红袍披身,婚帽着顶,苏恒看着手中的牵红怔怔出神。眼前的一幕,竟是似曾相识,好像在什么时候,他曾经历过这些。
顺着牵红望去,那是他朝思暮想六世的人儿,千年的等待,他们终是再相见。眼看就能与所爱共结连理,但他心里却一点都高兴不起来,反而有些空空落落。
眼前凤冠霞帔的新娘,似乎不该是这个人,而是……那模糊记忆中的另一个。
苏恒有些心不在焉,这时,牵红微晃,艳姬轻声唤道:“夫君?”
苏恒定神,微微一笑,“怎么了?”
“夫君好像并不高兴?”
“怎么会?你我等候千年,不就是为了今天?我怎么会不高兴?”
“那夫君是有心事?”
苏恒顿了顿,随即点头承认。
艳姬目光一闪,“吉时已到,我与夫君先行拜堂。夫君有何烦恼,事后可与紫岚说,紫岚再为夫君排忧解难,此刻却是不宜多虑。”
苏恒点点头,“好,先拜堂吧。”
一对新人上前,随着傧相一声高呼,两人转身,便欲行礼。
就在这时,一阵悠扬的琴声传来。一礼下,新娘拜了,新郎不曾拜。
热烈的气氛登时一寂,无数道目光落在苏恒身上,不解之际,耳畔也传来那阵阵琴声。
琴声悠扬,清亮飘逸,正如这空山幽谷,宁静祥和。

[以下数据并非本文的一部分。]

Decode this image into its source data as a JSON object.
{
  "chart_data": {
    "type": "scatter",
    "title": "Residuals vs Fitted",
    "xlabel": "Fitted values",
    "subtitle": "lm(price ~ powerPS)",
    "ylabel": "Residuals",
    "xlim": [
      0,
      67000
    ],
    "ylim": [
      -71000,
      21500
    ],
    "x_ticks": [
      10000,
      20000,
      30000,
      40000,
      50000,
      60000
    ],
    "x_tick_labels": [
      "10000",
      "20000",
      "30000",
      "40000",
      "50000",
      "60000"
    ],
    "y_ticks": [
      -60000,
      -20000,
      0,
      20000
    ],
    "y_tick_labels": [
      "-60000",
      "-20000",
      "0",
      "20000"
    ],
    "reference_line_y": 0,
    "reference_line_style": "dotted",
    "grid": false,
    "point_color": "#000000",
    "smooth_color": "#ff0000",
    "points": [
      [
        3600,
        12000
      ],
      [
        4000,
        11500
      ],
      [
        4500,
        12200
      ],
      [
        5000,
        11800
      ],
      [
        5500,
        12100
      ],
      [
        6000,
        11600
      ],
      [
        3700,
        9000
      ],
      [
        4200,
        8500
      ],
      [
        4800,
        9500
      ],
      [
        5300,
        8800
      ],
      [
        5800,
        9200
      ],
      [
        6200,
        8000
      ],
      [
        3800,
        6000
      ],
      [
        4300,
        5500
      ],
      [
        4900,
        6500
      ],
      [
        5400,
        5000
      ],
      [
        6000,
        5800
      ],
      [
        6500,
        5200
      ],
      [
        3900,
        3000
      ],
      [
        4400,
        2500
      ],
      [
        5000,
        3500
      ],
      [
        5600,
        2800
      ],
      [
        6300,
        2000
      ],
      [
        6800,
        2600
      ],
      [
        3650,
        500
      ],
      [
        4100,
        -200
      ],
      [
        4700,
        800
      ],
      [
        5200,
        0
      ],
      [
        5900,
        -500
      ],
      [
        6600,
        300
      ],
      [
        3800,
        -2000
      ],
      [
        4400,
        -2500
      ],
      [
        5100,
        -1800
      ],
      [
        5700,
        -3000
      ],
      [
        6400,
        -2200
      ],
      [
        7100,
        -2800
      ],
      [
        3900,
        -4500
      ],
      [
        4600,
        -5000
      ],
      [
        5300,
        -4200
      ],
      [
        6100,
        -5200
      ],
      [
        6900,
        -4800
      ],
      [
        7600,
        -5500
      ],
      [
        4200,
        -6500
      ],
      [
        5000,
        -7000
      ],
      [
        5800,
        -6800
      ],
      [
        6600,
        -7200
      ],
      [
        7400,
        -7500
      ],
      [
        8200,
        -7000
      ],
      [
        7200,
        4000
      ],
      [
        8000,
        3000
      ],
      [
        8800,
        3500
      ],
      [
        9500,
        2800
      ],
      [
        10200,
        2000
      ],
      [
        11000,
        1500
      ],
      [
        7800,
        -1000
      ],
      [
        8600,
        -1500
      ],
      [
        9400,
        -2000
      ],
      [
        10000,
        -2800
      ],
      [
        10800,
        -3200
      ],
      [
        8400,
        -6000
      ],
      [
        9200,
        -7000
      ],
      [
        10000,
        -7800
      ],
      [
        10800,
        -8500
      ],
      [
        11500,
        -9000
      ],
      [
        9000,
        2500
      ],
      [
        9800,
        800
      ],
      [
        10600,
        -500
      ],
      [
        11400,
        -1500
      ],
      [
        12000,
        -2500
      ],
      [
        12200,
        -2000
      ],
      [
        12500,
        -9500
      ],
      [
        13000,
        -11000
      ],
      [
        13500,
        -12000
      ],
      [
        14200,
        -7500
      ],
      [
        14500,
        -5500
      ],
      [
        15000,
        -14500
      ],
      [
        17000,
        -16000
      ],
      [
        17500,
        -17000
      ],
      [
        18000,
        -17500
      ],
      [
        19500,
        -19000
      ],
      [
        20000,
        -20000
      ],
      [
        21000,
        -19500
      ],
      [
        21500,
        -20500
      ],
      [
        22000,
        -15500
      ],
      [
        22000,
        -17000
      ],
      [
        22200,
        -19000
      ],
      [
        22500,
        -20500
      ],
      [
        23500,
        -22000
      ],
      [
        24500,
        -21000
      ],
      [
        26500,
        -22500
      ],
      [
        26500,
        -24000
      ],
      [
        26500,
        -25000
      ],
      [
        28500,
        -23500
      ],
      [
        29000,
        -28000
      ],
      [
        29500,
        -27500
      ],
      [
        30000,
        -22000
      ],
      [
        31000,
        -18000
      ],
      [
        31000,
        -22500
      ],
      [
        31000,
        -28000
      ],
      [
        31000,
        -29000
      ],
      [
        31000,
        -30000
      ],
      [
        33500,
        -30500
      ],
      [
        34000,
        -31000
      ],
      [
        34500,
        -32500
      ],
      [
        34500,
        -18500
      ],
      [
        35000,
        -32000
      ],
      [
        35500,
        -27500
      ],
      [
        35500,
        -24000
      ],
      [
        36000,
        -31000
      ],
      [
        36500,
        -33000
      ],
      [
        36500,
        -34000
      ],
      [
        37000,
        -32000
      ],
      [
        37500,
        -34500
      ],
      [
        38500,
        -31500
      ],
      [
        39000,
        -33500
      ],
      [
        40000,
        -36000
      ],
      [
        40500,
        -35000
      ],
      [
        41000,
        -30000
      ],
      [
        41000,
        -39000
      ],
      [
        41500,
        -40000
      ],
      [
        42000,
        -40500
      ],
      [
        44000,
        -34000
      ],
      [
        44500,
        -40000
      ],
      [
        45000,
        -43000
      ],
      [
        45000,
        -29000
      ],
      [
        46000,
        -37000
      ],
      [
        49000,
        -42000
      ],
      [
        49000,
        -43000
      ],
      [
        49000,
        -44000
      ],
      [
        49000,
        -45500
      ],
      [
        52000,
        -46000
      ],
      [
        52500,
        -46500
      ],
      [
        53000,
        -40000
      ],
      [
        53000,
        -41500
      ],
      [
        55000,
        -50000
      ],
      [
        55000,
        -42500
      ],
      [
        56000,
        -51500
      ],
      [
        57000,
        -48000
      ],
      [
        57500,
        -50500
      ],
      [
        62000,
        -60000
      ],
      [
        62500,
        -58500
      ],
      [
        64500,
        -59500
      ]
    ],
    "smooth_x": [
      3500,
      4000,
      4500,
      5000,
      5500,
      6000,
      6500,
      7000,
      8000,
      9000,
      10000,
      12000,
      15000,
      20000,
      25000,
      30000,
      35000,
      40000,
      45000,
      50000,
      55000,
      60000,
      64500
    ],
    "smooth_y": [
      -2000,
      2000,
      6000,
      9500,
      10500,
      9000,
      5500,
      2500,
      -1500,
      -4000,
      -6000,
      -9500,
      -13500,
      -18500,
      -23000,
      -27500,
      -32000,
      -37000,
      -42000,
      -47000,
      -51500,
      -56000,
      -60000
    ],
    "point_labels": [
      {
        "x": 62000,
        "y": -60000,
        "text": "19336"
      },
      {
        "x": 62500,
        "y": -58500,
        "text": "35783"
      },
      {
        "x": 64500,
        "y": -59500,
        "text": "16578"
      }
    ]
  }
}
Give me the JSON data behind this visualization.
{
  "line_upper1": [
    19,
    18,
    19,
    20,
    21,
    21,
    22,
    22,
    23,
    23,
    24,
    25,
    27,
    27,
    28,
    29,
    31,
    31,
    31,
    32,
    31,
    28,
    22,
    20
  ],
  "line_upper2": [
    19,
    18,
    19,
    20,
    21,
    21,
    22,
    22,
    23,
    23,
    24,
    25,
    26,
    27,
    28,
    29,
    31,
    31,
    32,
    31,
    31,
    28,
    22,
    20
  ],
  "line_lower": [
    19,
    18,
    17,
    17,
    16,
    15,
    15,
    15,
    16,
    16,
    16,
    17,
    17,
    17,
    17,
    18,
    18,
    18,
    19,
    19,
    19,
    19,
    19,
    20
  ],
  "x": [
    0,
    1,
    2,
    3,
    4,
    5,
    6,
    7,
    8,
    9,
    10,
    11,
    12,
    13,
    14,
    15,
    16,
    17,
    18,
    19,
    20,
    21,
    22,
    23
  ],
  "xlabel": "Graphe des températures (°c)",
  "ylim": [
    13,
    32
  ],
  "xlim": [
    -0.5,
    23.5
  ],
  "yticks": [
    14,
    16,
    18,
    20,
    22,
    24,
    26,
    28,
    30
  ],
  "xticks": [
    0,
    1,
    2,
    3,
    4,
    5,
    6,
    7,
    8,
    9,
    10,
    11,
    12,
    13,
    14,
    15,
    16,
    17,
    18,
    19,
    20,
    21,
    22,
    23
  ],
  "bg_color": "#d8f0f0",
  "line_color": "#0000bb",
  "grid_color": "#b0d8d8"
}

旋即渐变,若随弹琴人的思绪变化而起伏,节奏缓慢规整,曲调缠绵悱恻,绵延不断,似有伊人凭栏而
立,思念情郎,望断天涯,欲寻君之身影。
旋律层层推进,又连续下行,随着弹琴人的思绪翻滚,心潮起落,曲中的思念之情也到达极点。但惜山高路远,长夜漫漫,天与地接,未见三缕红线;伊人所望,尽是半尺黄沙。此情难消,此念难没,剪不断,理还乱,才下眉头,却上心头。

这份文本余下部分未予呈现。